Яд обжёг небо приторной сладостью и нос своим гнилостным запахом, но Гаюс вытерпел, откинувшись же на спинку стула, он закрыл глаза и принялся ждать.

-Мой друг…- тихо позвал его кто-то и Гаюс, будто бы вынырнул из пучины тёмного болота, услышав этот голос, а что важнее — узнав его!





-Мерлин? — он не верил себе, глядя на друида, сидевшего у его стола на таком же стуле, как у Гаюса. — Мерлин?

-Да, мой друг, — печально улыбнулся друид. — Я пришёл провести тебя…

-Я рад, что это ты, — отозвался Гаюс, протягивая ему руку для рукопожатия. — Я рад. Это честь для меня!

-Это честь для меня! — возразил Мерлин, поднимаясь и отвечая на рукопожатие целителя. — Мне жаль, что вышло так, Гаюс!

-Мы губим своих детей…и спасаем их же. — Гаюс поднялся следом за Мерлином, поддерживаемый его рукой.

Уже у выхода из лачуги, он не удержался и обернулся, чтобы увидеть своё тело, оставленное на рассохшемся стуле с закрытыми глазами.

Навсегда закрытыми.

-Что там дальше? — спросил Гаюс, оборачиваясь к Мерлину.

-Всё и ничего, — коротко отозвался Мерлин. — Ничего и всё.

-Звучит интригующе…- Гаюс мужественно сделал шаг за порог лачуги, и его ослепило фиолетовой вспышкой.

***

Когда Моргана открыла глаза, то сразу обнаружила две вещи. Первая — Ланселота в комнате не было, и это сразу же и радовало, и расстраивало. Расстраивало по второй вещи: вокруг её кровати сидели на скамеечках, шептались в уголке придворные дамы.

-Та-ак, — Моргана попыталась сохранить чудеса тактичности, усаживаясь в постели удобнее, чтобы видеть собравшихся, — и чего это мы тут делаем?

-Леди Моргана, дорогая! — возле её кровати сидела леди Вивьен с самым счастливым выражением на лице, — мы хотим поздравить вас с рождением сына и наследника Камелота!

-И пожелать долгих лет жизни! — выпалила восторженная брюнетка помоложе леди Вивьен, сидевшая с другой стороны постели.

Леди Вивьен наградила выскочившую без спроса и в обход положенного девушку и представила её с неодобрением:

-Ваше высочество, леди Тамлин. Из рода Гедея.

Моргана пожала плечами. Ей было всё равно. Род Гедея не был тем родом, за который хотелось бы переживать, или думать. Обычные, поднявшиеся по военной службе баронские начала, где-то на юге были их земли, но Моргане было всё равно, где именно.

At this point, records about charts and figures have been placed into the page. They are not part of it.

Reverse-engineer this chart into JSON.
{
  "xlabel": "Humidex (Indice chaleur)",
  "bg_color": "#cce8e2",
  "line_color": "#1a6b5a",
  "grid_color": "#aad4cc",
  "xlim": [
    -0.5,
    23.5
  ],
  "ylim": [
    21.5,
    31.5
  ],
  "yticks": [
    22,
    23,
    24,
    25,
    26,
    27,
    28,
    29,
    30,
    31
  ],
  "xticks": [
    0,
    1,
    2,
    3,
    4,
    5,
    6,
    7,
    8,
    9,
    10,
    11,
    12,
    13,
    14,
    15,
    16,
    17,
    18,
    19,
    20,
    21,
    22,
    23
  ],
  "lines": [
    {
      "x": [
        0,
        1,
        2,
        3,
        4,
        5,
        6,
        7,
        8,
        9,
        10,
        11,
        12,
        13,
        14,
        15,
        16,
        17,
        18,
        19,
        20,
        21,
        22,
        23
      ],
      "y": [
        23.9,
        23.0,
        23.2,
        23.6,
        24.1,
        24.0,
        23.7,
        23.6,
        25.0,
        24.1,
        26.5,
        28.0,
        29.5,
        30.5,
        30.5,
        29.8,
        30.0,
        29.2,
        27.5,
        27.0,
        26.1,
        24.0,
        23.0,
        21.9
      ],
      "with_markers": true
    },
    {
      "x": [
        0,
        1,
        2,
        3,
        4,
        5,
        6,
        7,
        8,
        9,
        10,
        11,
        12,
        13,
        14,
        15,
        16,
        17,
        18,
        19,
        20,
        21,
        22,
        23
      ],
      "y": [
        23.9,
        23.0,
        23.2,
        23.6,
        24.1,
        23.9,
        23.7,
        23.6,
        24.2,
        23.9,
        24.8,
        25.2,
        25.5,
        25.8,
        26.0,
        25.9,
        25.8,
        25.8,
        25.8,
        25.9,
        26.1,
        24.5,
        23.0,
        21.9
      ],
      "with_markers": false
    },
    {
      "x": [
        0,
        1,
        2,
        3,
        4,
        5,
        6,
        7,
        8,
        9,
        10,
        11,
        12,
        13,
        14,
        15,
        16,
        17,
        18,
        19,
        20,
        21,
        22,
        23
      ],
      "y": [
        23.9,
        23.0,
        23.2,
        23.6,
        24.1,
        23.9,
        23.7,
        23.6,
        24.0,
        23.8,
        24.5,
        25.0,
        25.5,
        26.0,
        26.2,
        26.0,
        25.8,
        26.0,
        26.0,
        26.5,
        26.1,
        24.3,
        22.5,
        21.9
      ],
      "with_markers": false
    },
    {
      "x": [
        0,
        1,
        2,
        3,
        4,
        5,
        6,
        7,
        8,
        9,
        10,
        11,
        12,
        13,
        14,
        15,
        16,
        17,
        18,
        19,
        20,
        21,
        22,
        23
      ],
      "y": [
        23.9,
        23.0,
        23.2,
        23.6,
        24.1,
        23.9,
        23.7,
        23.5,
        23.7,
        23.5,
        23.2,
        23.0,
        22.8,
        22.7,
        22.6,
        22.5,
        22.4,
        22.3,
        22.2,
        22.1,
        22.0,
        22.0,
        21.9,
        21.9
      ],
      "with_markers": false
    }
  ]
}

Леди Вивьен, судя по всему, ожидала более живой реакции от неё и потому, поджав сухо губы, продолжила:

-Она приставлена была служанкой к графу Уриену. Приехала вместе с братом, а он взял её брата в ученики, а леди в служанки.

Моргану ковырнуло острым лезвием по душе при упоминании об Уриене. Она закусила губу, чтобы не расплакаться, но мозг её судорожно пытался вспомнить, могла ли она видеть её раньше? Нет, не могла. Совершенно точно, не видела! Хотя и была частой гостьей у Уриена.